Ajoutons que l’État, au sens moderne, est bien un monstre froid. Loin des principes archaïques des dominations féodales, fondées sur l’honneur et le courage, les vertus de la naissance, l’État moderne repose sur la gestion rationnelle du gouvernement des hommes, et place au premier rang non les guerriers, mais les bureaucrates. Quand Richelieu interdit les duels, ce n’est pas anecdotique : les passions guerrières doivent céder le pas à l’ordre politique rationnel dont l’absolutisme royal fut la première forme. Privés du droit de dégainer leur épée à tout moment et de régler eux-mêmes leurs différends, les nobles sont progressivement refoulés dans le statut commun et vont bientôt se confondre avec le Tiers état. Ils vont se lancer dans les affaires…

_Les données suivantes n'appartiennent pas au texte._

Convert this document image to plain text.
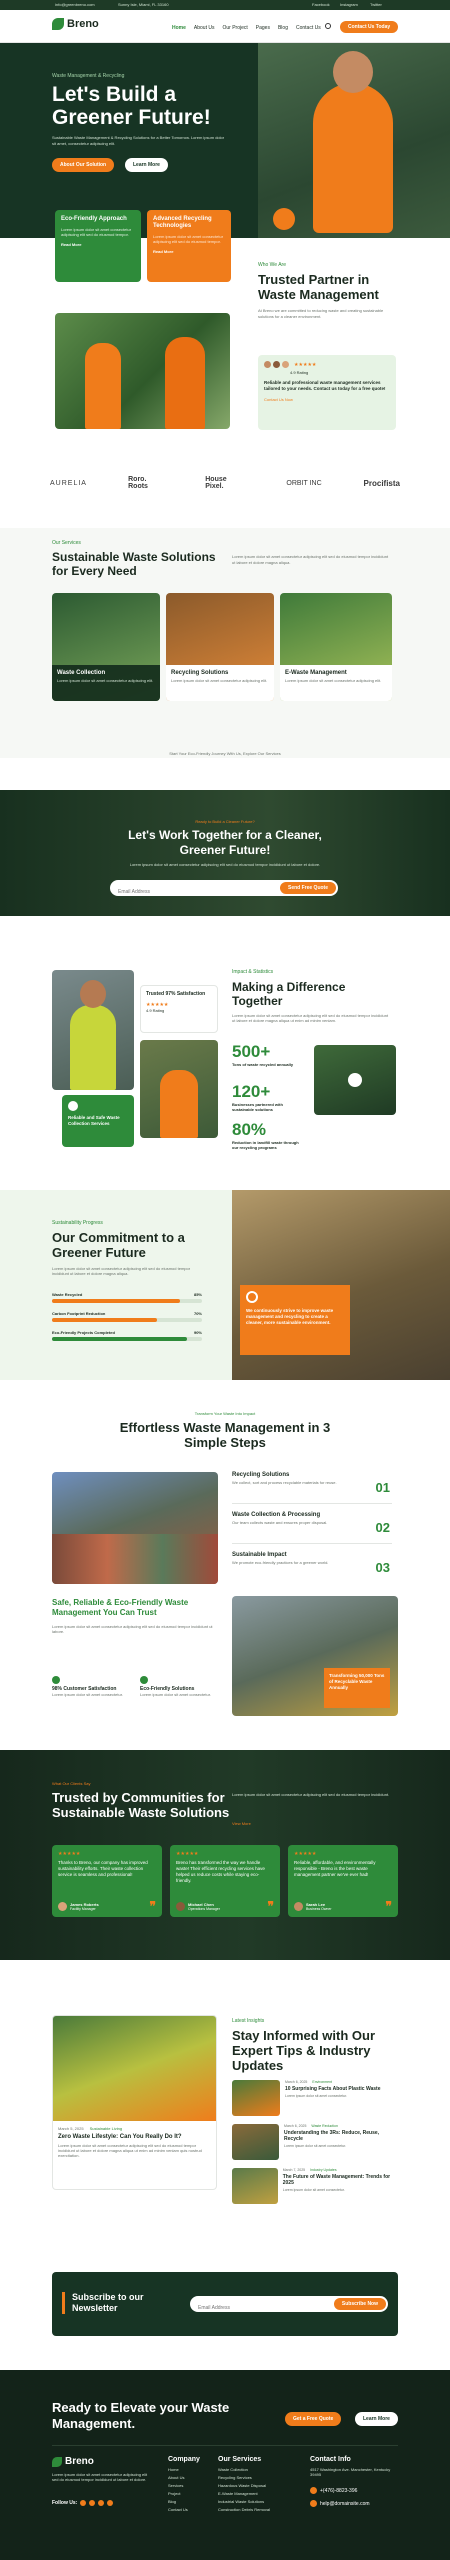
info@greenbreno.com	Sunny Isle, Miami, FL 33160	Facebook	Instagram	Twitter
Breno	Home About Us Our Project Pages Blog Contact Us	Contact Us Today
Waste Management & Recycling
Let's Build a Greener Future!

Sustainable Waste Management & Recycling Solutions for a Better Tomorrow. Lorem ipsum dolor sit amet, consectetur adipiscing elit.

About Our Solution	Learn More
Eco-Friendly Approach
Lorem ipsum dolor sit amet consectetur adipiscing elit sed do eiusmod tempor.
Read More
Advanced Recycling Technologies
Lorem ipsum dolor sit amet consectetur adipiscing elit sed do eiusmod tempor.
Read More
Who We Are
Trusted Partner in Waste Management

At Breno we are committed to reducing waste and creating sustainable solutions for a cleaner environment.

★★★★★
4.9 Rating

Reliable and professional waste management services tailored to your needs. Contact us today for a free quote!

Contact Us Now
AURELIA	Roro. Roots
House Pixel.	ORBIT INC	Procifista
Our Services
Sustainable Waste Solutions for Every Need

Lorem ipsum dolor sit amet consectetur adipiscing elit sed do eiusmod tempor incididunt ut labore et dolore magna aliqua.

Waste Collection
Lorem ipsum dolor sit amet consectetur adipiscing elit.
Recycling Solutions
Lorem ipsum dolor sit amet consectetur adipiscing elit.
E-Waste Management
Lorem ipsum dolor sit amet consectetur adipiscing elit.
Start Your Eco-Friendly Journey With Us, Explore Our Services
Ready to Build a Cleaner Future?
Let's Work Together for a Cleaner, Greener Future!

Lorem ipsum dolor sit amet consectetur adipiscing elit sed do eiusmod tempor incididunt ut labore et dolore.

Email Address
Send Free Quote
Trusted 97% Satisfaction
★★★★★
4.9 Rating
Reliable and Safe Waste Collection Services
Impact & Statistics
Making a Difference Together

Lorem ipsum dolor sit amet consectetur adipiscing elit sed do eiusmod tempor incididunt ut labore et dolore magna aliqua ut enim ad minim veniam.

500+
Tons of waste recycled annually
120+
Businesses partnered with sustainable solutions
80%
Reduction in landfill waste through our recycling programs
Sustainability Progress
Our Commitment to a Greener Future

Lorem ipsum dolor sit amet consectetur adipiscing elit sed do eiusmod tempor incididunt ut labore et dolore magna aliqua.

Waste Recycled	85%
Carbon Footprint Reduction	70%
Eco-Friendly Projects Completed	90%
We continuously strive to improve waste management and recycling to create a cleaner, more sustainable environment.
Transform Your Waste Into Impact
Effortless Waste Management in 3 Simple Steps
Recycling Solutions
We collect, sort and process recyclable materials for reuse.	01
Waste Collection & Processing
Our team collects waste and ensures proper disposal.	02
Sustainable Impact
We promote eco-friendly practices for a greener world.	03
Safe, Reliable & Eco-Friendly Waste Management You Can Trust

Lorem ipsum dolor sit amet consectetur adipiscing elit sed do eiusmod tempor incididunt ut labore.

98% Customer Satisfaction
Lorem ipsum dolor sit amet consectetur.
Eco-Friendly Solutions
Lorem ipsum dolor sit amet consectetur.
Transforming 50,000 Tons of Recyclable Waste Annually
What Our Clients Say
Trusted by Communities for Sustainable Waste Solutions

Lorem ipsum dolor sit amet consectetur adipiscing elit sed do eiusmod tempor incididunt.

View More
★★★★★

Thanks to Breno, our company has improved sustainability efforts. Their waste collection service is seamless and professional!

James Roberts
Facility Manager	❞
★★★★★

Breno has transformed the way we handle waste! Their efficient recycling services have helped us reduce costs while staying eco-friendly.

Michael Chen
Operations Manager	❞
★★★★★

Reliable, affordable, and environmentally responsible - Breno is the best waste management partner we've ever had!

Sarah Lee
Business Owner	❞
March 5, 2025 Sustainable Living
Zero Waste Lifestyle: Can You Really Do It?
Lorem ipsum dolor sit amet consectetur adipiscing elit sed do eiusmod tempor incididunt ut labore et dolore magna aliqua ut enim ad minim veniam quis nostrud exercitation.
Latest Insights
Stay Informed with Our Expert Tips & Industry Updates
March 6, 2025 Environment
10 Surprising Facts About Plastic Waste
Lorem ipsum dolor sit amet consectetur.
March 6, 2025 Waste Reduction
Understanding the 3Rs: Reduce, Reuse, Recycle
Lorem ipsum dolor sit amet consectetur.
March 7, 2025 Industry Updates
The Future of Waste Management: Trends for 2025
Lorem ipsum dolor sit amet consectetur.
Subscribe to our Newsletter
Email Address	Subscribe Now
Ready to Elevate your Waste Management.	Get a Free Quote	Learn More
Breno

Lorem ipsum dolor sit amet consectetur adipiscing elit sed do eiusmod tempor incididunt ut labore et dolore.

Follow Us:
Company
Home
About Us
Services
Project
Blog
Contact Us
Our Services
Waste Collection
Recycling Services
Hazardous Waste Disposal
E-Waste Management
Industrial Waste Solutions
Construction Debris Removal
Contact Info
4517 Washington Ave. Manchester, Kentucky 39495
+(476)-8823-396
help@domainsite.com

Autrement dit, l’instauration de l’État moderne, le Léviathan hobbesien, dont les monarchies absolues sont des formes particulièrement efficaces, correspond à une pacification globale de la société (au moins sur le plan intérieur) et à la prise en compte des intérêts des classes subalternes productives face aux classes dominantes devenues plus ou moins parasitaires. Ce double processus est rendu possible parce que l’État est désormais assez fort pour se faire respecter même des puissants – c’est une question de Machiavel avait également soulevée en son temps. Mais le deuxième aspect, au moins aussi important, est que le développement de la bureaucratie rend moins prégnantes les relations personnelles, diminue le rôle du charisme des chefs ou le recours à la bonté et à la libéralité des dirigeants et cette froideur nouvelle des relations entre pouvoirs et sujets commence à rendre possibles une certaine objectivité et une certaine impartialité, qui sont les deux conditions fondamentales de l’État de droit.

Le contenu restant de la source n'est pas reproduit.